Roughly speaking, these neural networks are vast collections of machines that mimic the networks of neurons in the brain. At Google, Dean and a core group of other AI engineers oversee these networks and provide software libraries that allow other Google teams, including the Gmail team, to use them. According to Google software engineer Vijay Eranti, the Gmail team adopted the method just a few months ago.

"Especially in this area," Rae-Grant says, referring neural networking, "things are moving very quickly, from research to initial application to wide-spread applications."

Your Spam, My Treasure

What's Microsoft's rate? The company was unable to provide its latest stats for Hotmail, which is now called Outlook.com. But it too makes use of neural networking for some of its products. This is the basis of the new tool that instantly translates Skype calls from one language to another.
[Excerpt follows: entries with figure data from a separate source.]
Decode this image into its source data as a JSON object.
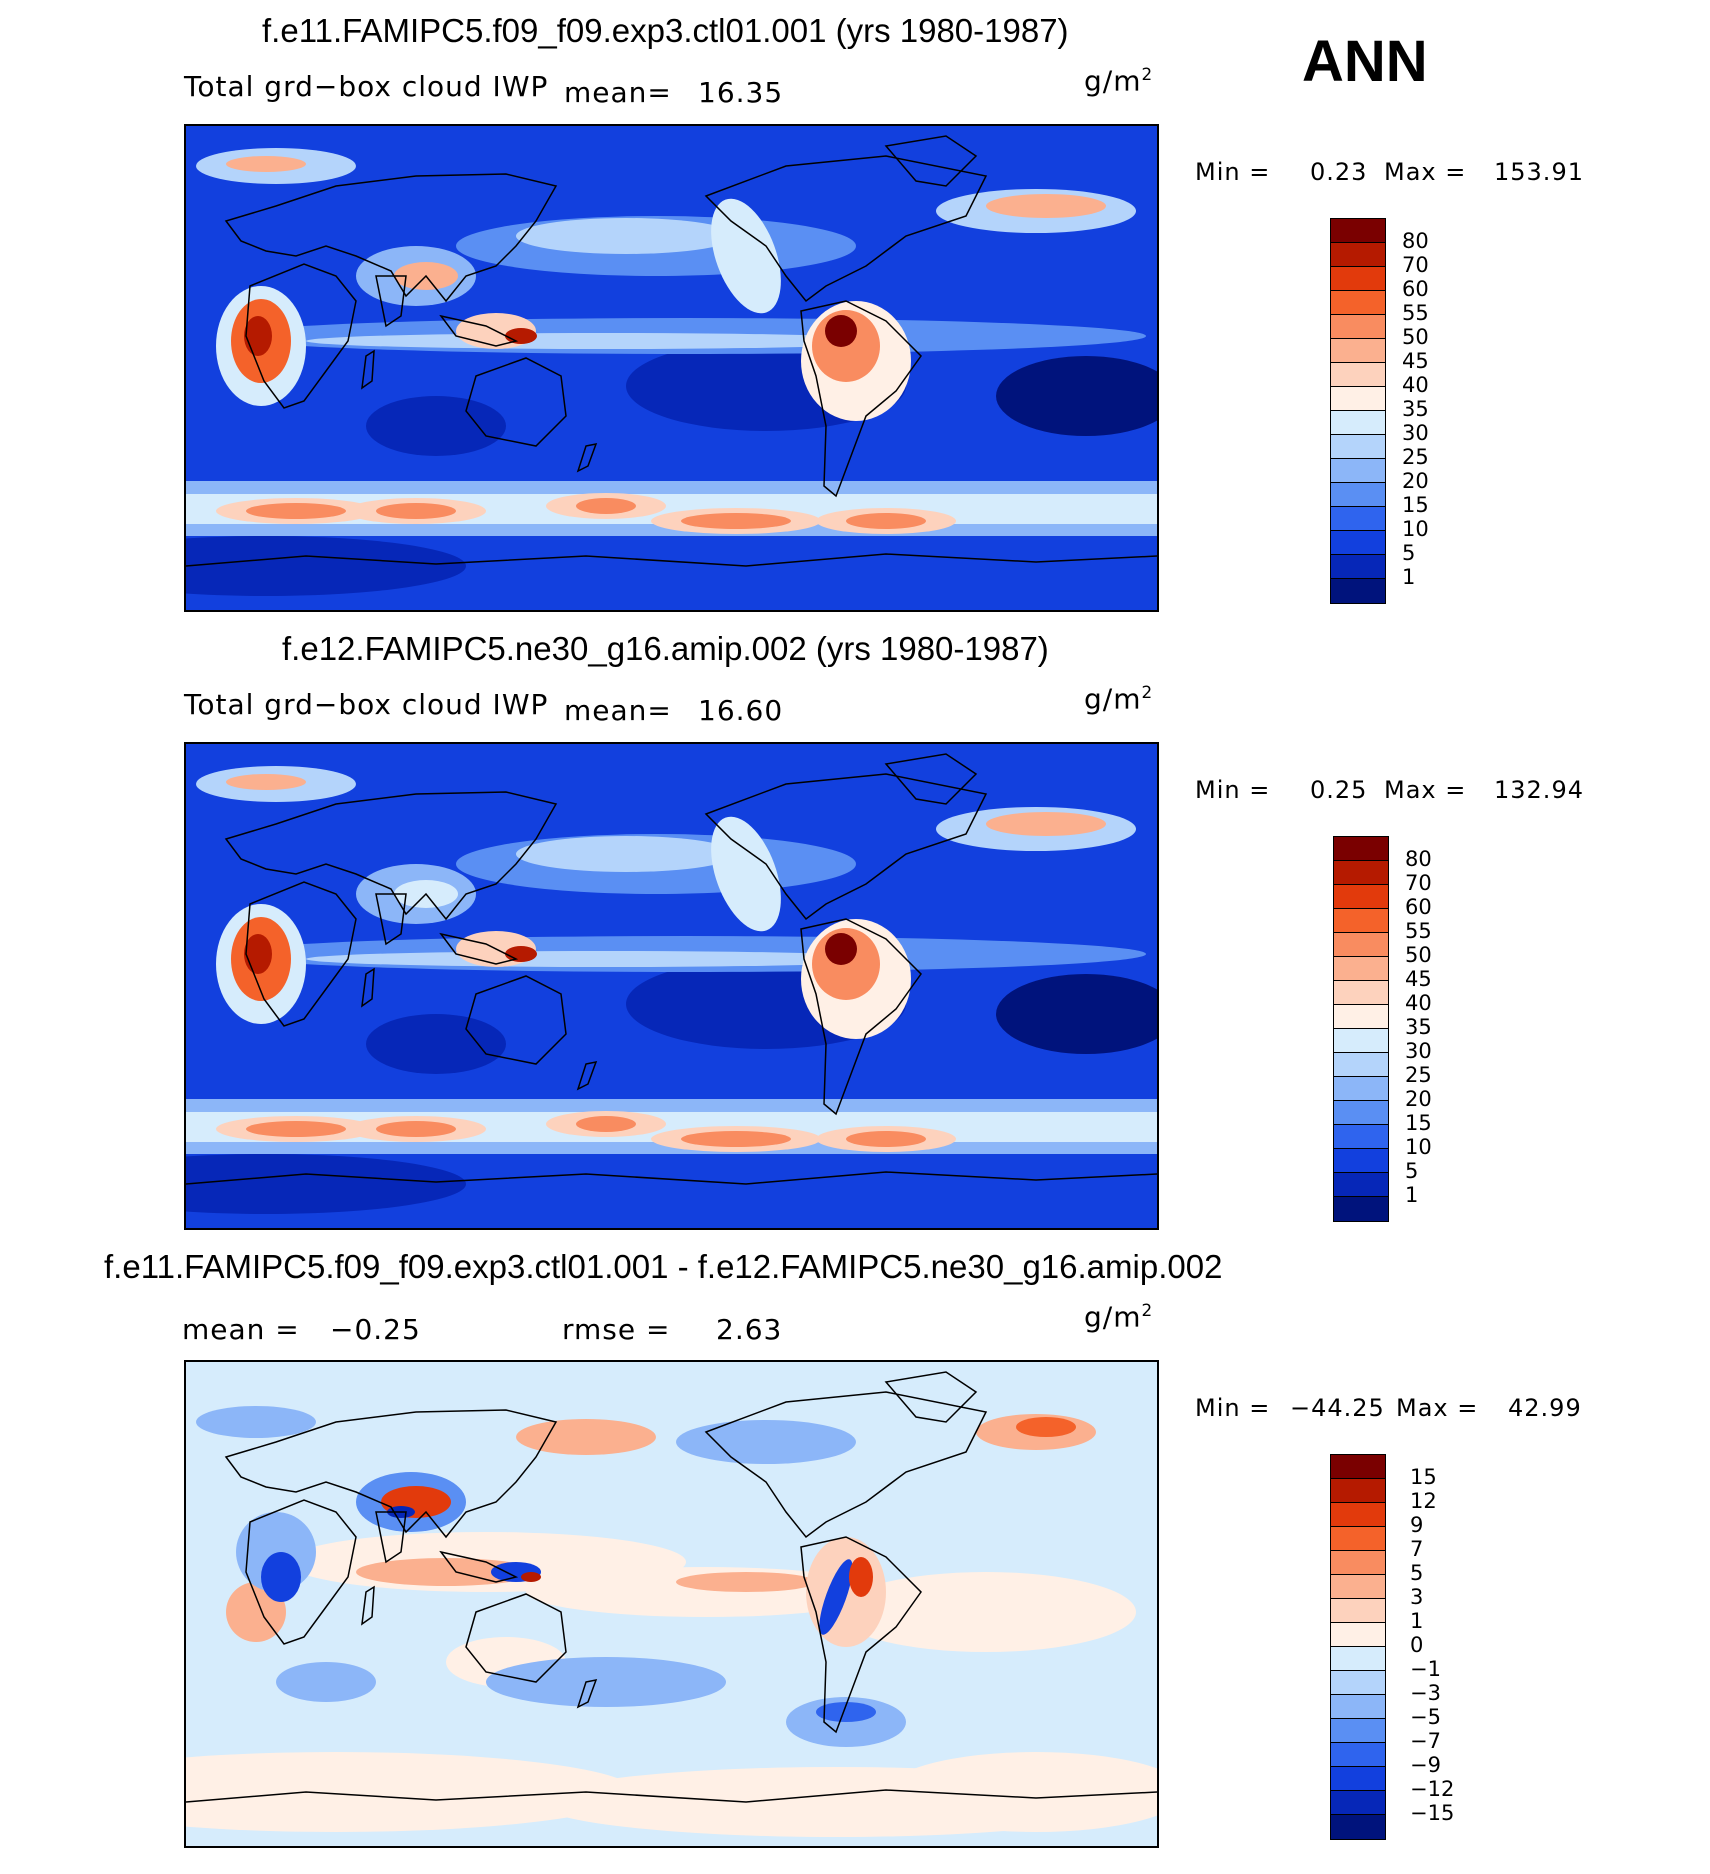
{
  "season": "ANN",
  "units_base": "g/m",
  "units_exp": "2",
  "panels": [
    {
      "title": "f.e11.FAMIPC5.f09_f09.exp3.ctl01.001 (yrs 1980-1987)",
      "variable": "Total grd−box cloud IWP",
      "mean_label": "mean=",
      "mean_value": "16.35",
      "min_label": "Min =",
      "min_value": "0.23",
      "max_label": "Max =",
      "max_value": "153.91",
      "colorbar": {
        "levels": [
          "80",
          "70",
          "60",
          "55",
          "50",
          "45",
          "40",
          "35",
          "30",
          "25",
          "20",
          "15",
          "10",
          "5",
          "1"
        ],
        "colors": [
          "#7a0000",
          "#b51a00",
          "#e23a0c",
          "#f4622a",
          "#f98c60",
          "#fbb08f",
          "#fdd2bd",
          "#fff0e6",
          "#d6ecfc",
          "#b4d4fb",
          "#8cb6f8",
          "#5a8ff3",
          "#2f64ee",
          "#1240de",
          "#0627b8",
          "#00137c"
        ]
      },
      "map_kind": "abs"
    },
    {
      "title": "f.e12.FAMIPC5.ne30_g16.amip.002 (yrs 1980-1987)",
      "variable": "Total grd−box cloud IWP",
      "mean_label": "mean=",
      "mean_value": "16.60",
      "min_label": "Min =",
      "min_value": "0.25",
      "max_label": "Max =",
      "max_value": "132.94",
      "colorbar": {
        "levels": [
          "80",
          "70",
          "60",
          "55",
          "50",
          "45",
          "40",
          "35",
          "30",
          "25",
          "20",
          "15",
          "10",
          "5",
          "1"
        ],
        "colors": [
          "#7a0000",
          "#b51a00",
          "#e23a0c",
          "#f4622a",
          "#f98c60",
          "#fbb08f",
          "#fdd2bd",
          "#fff0e6",
          "#d6ecfc",
          "#b4d4fb",
          "#8cb6f8",
          "#5a8ff3",
          "#2f64ee",
          "#1240de",
          "#0627b8",
          "#00137c"
        ]
      },
      "map_kind": "abs"
    },
    {
      "title": "f.e11.FAMIPC5.f09_f09.exp3.ctl01.001 - f.e12.FAMIPC5.ne30_g16.amip.002",
      "mean_label": "mean =",
      "mean_value": "−0.25",
      "rmse_label": "rmse =",
      "rmse_value": "2.63",
      "min_label": "Min =",
      "min_value": "−44.25",
      "max_label": "Max =",
      "max_value": "42.99",
      "colorbar": {
        "levels": [
          "15",
          "12",
          "9",
          "7",
          "5",
          "3",
          "1",
          "0",
          "−1",
          "−3",
          "−5",
          "−7",
          "−9",
          "−12",
          "−15"
        ],
        "colors": [
          "#7a0000",
          "#b51a00",
          "#e23a0c",
          "#f4622a",
          "#f98c60",
          "#fbb08f",
          "#fdd2bd",
          "#fff0e6",
          "#d6ecfc",
          "#b4d4fb",
          "#8cb6f8",
          "#5a8ff3",
          "#2f64ee",
          "#1240de",
          "#0627b8",
          "#00137c"
        ]
      },
      "map_kind": "diff"
    }
  ]
}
It should be said, however, that neural networking is just part of what a company like Google does to fight spam and ensure that legitimate messages arrive where they're supposed to. Rae-Grant also says that the Gmail uses several tools that tune its spam filters so that they suit your particular tastes.

"There's all this gray area. One person's spam might be another persons coupon," he says.

"We track and try to approximate---based on what you have previously paid attention to and reported as spam---what you want in front of you and don't want it front of you. So, in addition to this big machine learning model that's learning from everybody's reporting, we're then fine-tuning things for the individual."

In short, this isn't the email of the 2001. Thank goodness.

Correction: This story originally includes a headline that incorrectly identified Google's spam rate. This has been corrected.